Rosette was as pleased as Jernigan to see her. “No, ma’am, Mr. Harris said I could leave at seven and I was just talking with Harry for a few minutes before changing and going home.”
“Are the Harrises going to be home this evening?”
Rosette nodded. “So far as I know-when Mr. Harris gets home from work, he usually doesn’t care to go anyplace.
“I wanted to drop in to see Sharon-I’ve got an extra ticket for the ballet, the Leningrad-Kirov.” Lisolette glowed. “She’ll love it, don’t you think?”
Jernigan felt slightly uncomfortable.
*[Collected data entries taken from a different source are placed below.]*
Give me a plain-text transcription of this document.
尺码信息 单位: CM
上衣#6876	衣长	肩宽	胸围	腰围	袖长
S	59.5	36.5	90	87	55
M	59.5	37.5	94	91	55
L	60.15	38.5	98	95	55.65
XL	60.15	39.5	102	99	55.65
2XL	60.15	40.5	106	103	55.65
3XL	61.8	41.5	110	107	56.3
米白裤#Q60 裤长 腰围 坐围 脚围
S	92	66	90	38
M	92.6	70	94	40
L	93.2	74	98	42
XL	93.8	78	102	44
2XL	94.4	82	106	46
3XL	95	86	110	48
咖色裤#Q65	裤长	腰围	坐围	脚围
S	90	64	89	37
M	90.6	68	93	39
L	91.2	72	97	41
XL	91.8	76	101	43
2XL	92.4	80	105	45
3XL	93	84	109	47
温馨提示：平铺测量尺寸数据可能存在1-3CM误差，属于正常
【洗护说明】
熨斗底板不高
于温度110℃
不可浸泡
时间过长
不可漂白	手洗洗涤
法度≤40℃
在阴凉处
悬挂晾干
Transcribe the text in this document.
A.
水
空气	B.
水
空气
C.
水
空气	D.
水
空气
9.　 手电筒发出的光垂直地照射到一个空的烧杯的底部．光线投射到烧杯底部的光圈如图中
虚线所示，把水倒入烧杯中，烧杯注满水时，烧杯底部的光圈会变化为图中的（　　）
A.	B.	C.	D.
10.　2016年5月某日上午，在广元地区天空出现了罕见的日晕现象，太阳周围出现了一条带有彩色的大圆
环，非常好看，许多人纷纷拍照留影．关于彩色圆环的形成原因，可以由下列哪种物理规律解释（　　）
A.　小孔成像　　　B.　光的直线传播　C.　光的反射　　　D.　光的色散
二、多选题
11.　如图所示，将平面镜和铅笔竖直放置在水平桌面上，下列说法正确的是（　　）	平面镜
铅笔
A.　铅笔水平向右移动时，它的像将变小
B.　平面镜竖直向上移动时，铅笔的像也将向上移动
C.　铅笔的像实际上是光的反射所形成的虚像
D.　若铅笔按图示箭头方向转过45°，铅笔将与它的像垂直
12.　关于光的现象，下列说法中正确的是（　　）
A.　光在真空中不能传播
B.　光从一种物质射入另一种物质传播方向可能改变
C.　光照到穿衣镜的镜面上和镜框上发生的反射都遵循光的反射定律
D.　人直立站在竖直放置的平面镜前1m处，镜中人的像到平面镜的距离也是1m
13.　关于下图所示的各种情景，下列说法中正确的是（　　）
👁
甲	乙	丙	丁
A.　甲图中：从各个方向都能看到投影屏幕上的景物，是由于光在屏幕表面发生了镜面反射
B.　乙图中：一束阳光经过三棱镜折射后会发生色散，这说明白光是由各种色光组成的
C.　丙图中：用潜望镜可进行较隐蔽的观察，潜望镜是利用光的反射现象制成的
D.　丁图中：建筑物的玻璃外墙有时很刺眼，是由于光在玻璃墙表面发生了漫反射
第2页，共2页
Like most women her age who had no family, Lisa was very lonely and for all practical purposes ‘had adopted fourteen-year-old Sharon Harris. It was fine for Sharon, who shared many of the same cultural enthusiasms that Lisa did and which the older woman did her best to encourage. But he wasn’t sure that Sharon’s parents approved.
He caught Rosie’s eye and knew she was thinking the same thing.